After dramatically deciding to leave school in early 2016, packing up my car and deciding to move back up the coast, I found myself in the middle of a quarter life crisis. I had always defined myself as being a student. I marked the beginning of a new year in September, browsed course catalogs for fun, and savored the time I had off in the winter and summer. But the moment I turned in my withdrawal paper work that was no longer me. Sure, I intended on going back to school in the fall, but I have nine months to figure out the rest.
I was sitting in a hotel room in Southern California, the night before we were going to begin our road trip up the coast when my mom remarked that plane tickets for Hawaii at an all-time low. My mom dreams of tropical vacations so statement like this were not out of the usual. Still, when she said those words something came to life in me. I had just gotten a fat check from returning all my textbooks and honestly, what else was I going to do? I booked a flight that would take off a week later.
My grandparents escape the Minnesotan winter each year to vacation in Maui. I don’t get to see them very often, usually only for one or two days a year. So they were as excited as I was when I showed up at baggage claim. With a lei draped around my neck we were off.
Hawaii is the closest feeling you can get to leaving the country without having to have your passport in tow. Everything is lush and green, humidity clings in the air, and flowers of every color burst from the soil. It seems everywhere you look there is either a palm tree, a mountain, or the ocean waves lapping in the distance. My three favorite things.

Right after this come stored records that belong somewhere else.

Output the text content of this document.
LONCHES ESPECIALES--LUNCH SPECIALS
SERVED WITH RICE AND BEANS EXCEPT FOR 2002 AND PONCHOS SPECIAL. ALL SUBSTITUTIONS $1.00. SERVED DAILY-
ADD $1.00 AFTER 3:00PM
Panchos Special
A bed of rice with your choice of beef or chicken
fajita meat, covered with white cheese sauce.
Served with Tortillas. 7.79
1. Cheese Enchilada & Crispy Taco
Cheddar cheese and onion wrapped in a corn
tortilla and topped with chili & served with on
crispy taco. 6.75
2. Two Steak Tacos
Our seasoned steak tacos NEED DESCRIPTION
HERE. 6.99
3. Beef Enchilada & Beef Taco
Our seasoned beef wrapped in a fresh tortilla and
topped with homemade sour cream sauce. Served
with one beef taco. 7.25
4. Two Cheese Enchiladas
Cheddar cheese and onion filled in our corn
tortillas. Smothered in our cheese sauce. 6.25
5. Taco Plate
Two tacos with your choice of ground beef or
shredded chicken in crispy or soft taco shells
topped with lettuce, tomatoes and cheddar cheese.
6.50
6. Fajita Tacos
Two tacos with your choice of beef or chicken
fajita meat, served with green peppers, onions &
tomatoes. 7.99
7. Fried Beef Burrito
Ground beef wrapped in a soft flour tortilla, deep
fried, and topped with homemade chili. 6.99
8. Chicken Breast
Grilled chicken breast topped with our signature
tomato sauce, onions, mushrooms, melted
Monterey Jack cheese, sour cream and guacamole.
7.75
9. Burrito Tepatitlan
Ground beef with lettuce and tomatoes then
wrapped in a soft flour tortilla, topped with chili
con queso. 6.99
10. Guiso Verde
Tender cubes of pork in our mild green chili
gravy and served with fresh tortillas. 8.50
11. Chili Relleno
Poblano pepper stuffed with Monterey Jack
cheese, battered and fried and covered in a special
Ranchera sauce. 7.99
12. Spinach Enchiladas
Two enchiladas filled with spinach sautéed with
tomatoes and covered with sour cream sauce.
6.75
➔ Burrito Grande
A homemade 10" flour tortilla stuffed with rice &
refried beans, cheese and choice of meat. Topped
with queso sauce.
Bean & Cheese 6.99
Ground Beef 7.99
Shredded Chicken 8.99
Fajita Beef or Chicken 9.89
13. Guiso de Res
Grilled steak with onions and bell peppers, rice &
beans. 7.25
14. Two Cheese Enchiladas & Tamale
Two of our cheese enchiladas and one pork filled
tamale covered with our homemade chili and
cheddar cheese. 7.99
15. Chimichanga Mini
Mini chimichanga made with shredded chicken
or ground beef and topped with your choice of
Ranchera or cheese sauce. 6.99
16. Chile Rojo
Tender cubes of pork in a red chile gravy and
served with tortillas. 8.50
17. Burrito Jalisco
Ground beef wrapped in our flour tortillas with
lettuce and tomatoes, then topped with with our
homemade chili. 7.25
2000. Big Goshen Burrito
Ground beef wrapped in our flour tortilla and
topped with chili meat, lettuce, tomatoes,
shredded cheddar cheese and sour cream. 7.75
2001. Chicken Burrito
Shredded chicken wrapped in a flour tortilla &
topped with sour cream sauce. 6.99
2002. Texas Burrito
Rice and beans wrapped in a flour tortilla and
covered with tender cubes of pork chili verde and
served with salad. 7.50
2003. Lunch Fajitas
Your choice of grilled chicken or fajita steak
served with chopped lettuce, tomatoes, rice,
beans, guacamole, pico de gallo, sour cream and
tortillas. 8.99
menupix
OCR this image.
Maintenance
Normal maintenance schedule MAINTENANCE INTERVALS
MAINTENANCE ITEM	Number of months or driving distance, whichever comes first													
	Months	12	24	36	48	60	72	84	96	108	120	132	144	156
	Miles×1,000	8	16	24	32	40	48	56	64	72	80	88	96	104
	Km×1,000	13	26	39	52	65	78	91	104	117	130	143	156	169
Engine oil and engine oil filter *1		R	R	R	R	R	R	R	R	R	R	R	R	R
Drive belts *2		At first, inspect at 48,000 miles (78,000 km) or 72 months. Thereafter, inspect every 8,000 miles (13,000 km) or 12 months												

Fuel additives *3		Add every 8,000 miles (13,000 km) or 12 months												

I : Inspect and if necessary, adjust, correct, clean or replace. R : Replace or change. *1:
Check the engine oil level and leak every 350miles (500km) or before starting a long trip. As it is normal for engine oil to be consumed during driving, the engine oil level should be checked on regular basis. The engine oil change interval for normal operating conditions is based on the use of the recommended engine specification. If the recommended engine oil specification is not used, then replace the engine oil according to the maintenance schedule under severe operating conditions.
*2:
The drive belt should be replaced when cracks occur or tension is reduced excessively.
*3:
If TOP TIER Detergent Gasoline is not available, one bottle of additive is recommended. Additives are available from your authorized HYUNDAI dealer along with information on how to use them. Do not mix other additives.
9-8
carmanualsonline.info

I settled into a bit of a routine in Hawaii, mornings were for wandering and afternoons were for floating in the ocean. I spent the nights cooking dinner with my grandma and eating dinner in the back yard watching the sun go down. The week was a blur of hiking, sun bathing, catching geckos in my bathroom, and rinsing sand off my feet.
Although the scenery was beautiful, perhaps the most important thing to come out of my spontaneous trip to Hawaii was the complete change in mindset that I experienced while I was there. I wrote every day and my journal became a brain dump from every thought that entered my mind for the entirety of the seven days. I was doing something I had never done in my life, but still I felt like the most authentic version of myself. Life was going on, I realized. Without school, without security, without any idea what I was going to do for the next few months. Life was still happening.
It’s funny how quickly you can change your life. What’s even stranger is the way you can feel so completely stuck in life, even when on some level you know that everything is in your hands. People make these big decisions every day. People leave their jobs to travel the world, people quit their jobs to work on the novel they dreamed of writing. People simply decide to transfer colleges. I don’t think what I did was spectacular, but for me it was a big step into becoming the person I am now, and the person that I am growing into.
The truth is that in that moment I need a happiness vacation. A moment to simply be, and think, and breath. That’s exactly what I got.